Auf der anderen Seite nahm Regragui nach dem 2:1 gegen Kanada nur eine Veränderung vor, seine Elf verteidigte in einem 4-1-4-1 von der ersten Sekunde an kompakt, tiefstehend und physisch präsent. Die großen Massen an marokkanischen Fans unter den 44.667 Zuschauern im Education City Stadium in Al Rayyan bejubelten jede erfolgreiche Aktion ihres Teams frenetisch und begleiteten die langen Ballbesitzphasen von La Roja mit gellenden Pfiffen. Während sich die Spanier lange mühten, die Löcher in der marokkanischen Defensivabteilung zu finden, wurden die Nordafrikaner bei Kontern immer wieder gefährlich.

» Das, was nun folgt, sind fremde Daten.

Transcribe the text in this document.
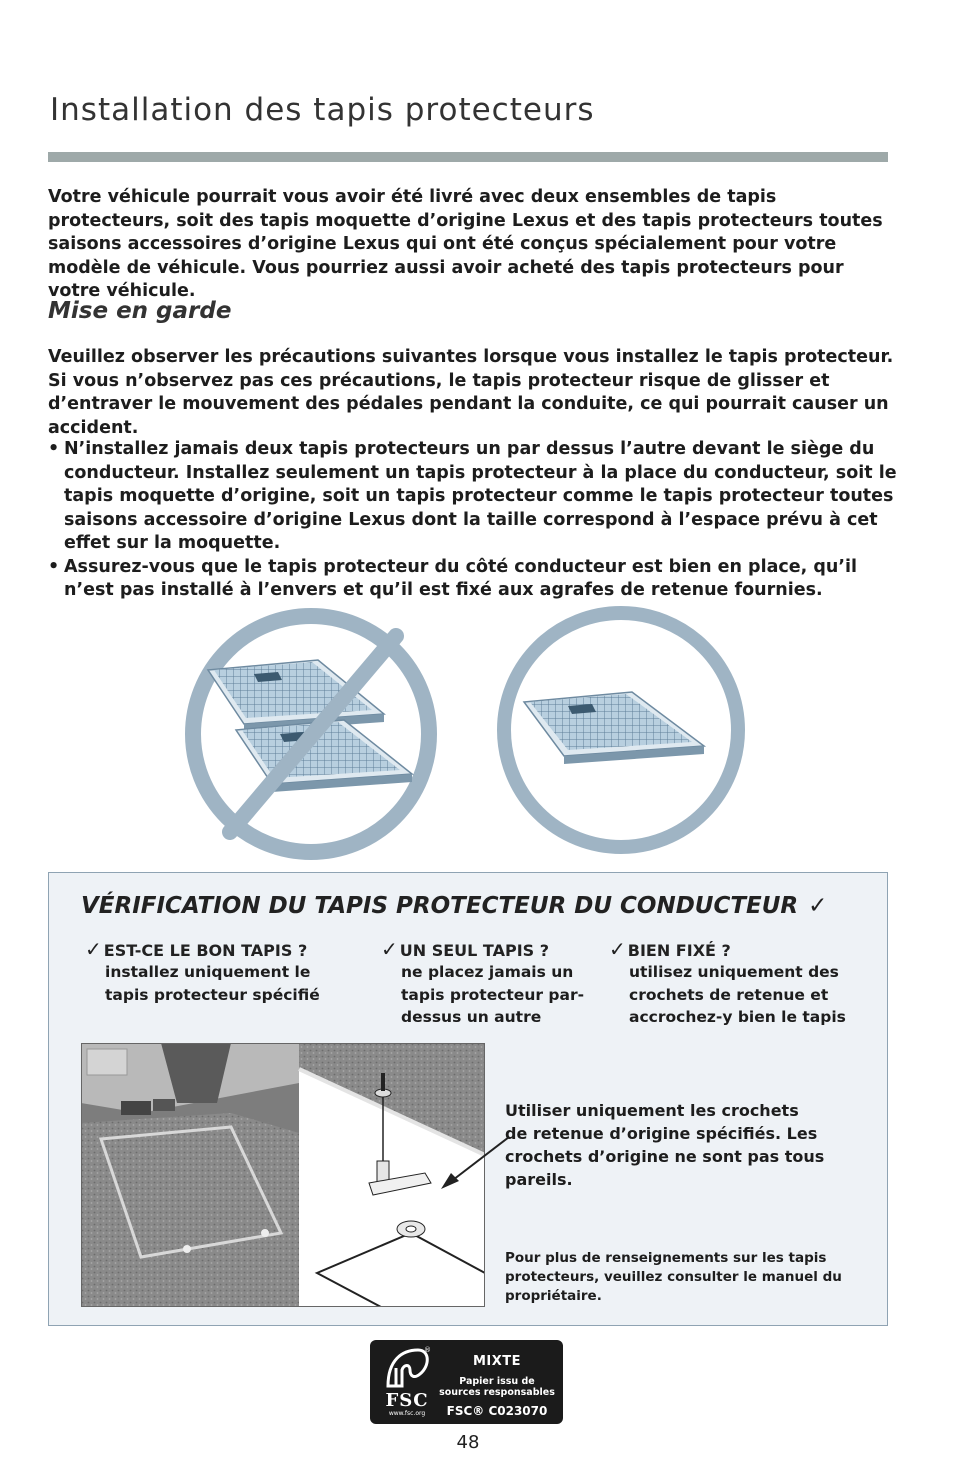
Installation des tapis protecteurs

Votre véhicule pourrait vous avoir été livré avec deux ensembles de tapis protecteurs, soit des tapis moquette d’origine Lexus et des tapis protecteurs toutes saisons accessoires d’origine Lexus qui ont été conçus spécialement pour votre modèle de véhicule. Vous pourriez aussi avoir acheté des tapis protecteurs pour votre véhicule.

Mise en garde

Veuillez observer les précautions suivantes lorsque vous installez le tapis protecteur. Si vous n’observez pas ces précautions, le tapis protecteur risque de glisser et d’entraver le mouvement des pédales pendant la conduite, ce qui pourrait causer un accident.

• N’installez jamais deux tapis protecteurs un par dessus l’autre devant le siège du conducteur. Installez seulement un tapis protecteur à la place du conducteur, soit le tapis moquette d’origine, soit un tapis protecteur comme le tapis protecteur toutes saisons accessoire d’origine Lexus dont la taille correspond à l’espace prévu à cet effet sur la moquette.
• Assurez-vous que le tapis protecteur du côté conducteur est bien en place, qu’il n’est pas installé à l’envers et qu’il est fixé aux agrafes de retenue fournies.
VÉRIFICATION DU TAPIS PROTECTEUR DU CONDUCTEUR ✓
✓ EST-CE LE BON TAPIS ?
installez uniquement le tapis protecteur spécifié
✓ UN SEUL TAPIS ?
ne placez jamais un tapis protecteur par-dessus un autre
✓ BIEN FIXÉ ?
utilisez uniquement des crochets de retenue et accrochez-y bien le tapis

Utiliser uniquement les crochets de retenue d’origine spécifiés. Les crochets d’origine ne sont pas tous pareils.

Pour plus de renseignements sur les tapis protecteurs, veuillez consulter le manuel du propriétaire.

®
FSC
www.fsc.org
MIXTE
Papier issu de sources responsables
FSC® C023070
48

Keine Tore bis zur Verlängerung

So klopften die Marokkaner durch einen Hakimi-Freistoß (12.) sowie einen Aguerd-Kopfball aus fünf Metern (42.) am Tor der Iberer an, beide Male ging der Ball knapp drüber. Bei einem Weitschuss von Bayern-Profi Noussair Mazraoui musste Spanien-Goalie Unai Simon nachgreifen (33.). Für die Enrique-Elf hatte Marco Asensio mit einem Schuss ans Außennetz aus spitzem Winkel die beste Möglichkeit in der ersten Hälfte (26.). Auch nach dem Seitenwechsel änderte sich das Bild zunächst nicht: Spanien hatte zwar mehr Ballbesitz, doch Marokko präsentierte sich weiter ungemütlich und gewann mehr Zweikämpfe.

Einen Freistoß von Leipzig-Profi Dani Olmo musste Bounou in der 55. Minute wegfausten, es war der erste Schuss der Spanier aufs Tor. Auch nach der Einwechslung von Torjäger Alvaro Morata fehlte dem Favoriten die zündende Idee, zwingende Chancen waren Mangelware. Kurz vor Ende der regulären Spielzeit blockten die Marokkaner in höchster Not einen Schuss von Nico Williams (88.), ein Morata-Kopfball ging weit drüber (91.). Bei einem Olmo-Freistoß musste sich Bounou auszeichnen (95.).

In der Verlängerung hatte Walid Cheddira die Führung auf dem Fuß, Simon konnte den zu zentral platzierten Schuss aber mit dem Fuß parieren (104.). Im Elferschießen blieben die Marokkaner eiskalt, während die Spanier ihre Nerven verloren. (apa)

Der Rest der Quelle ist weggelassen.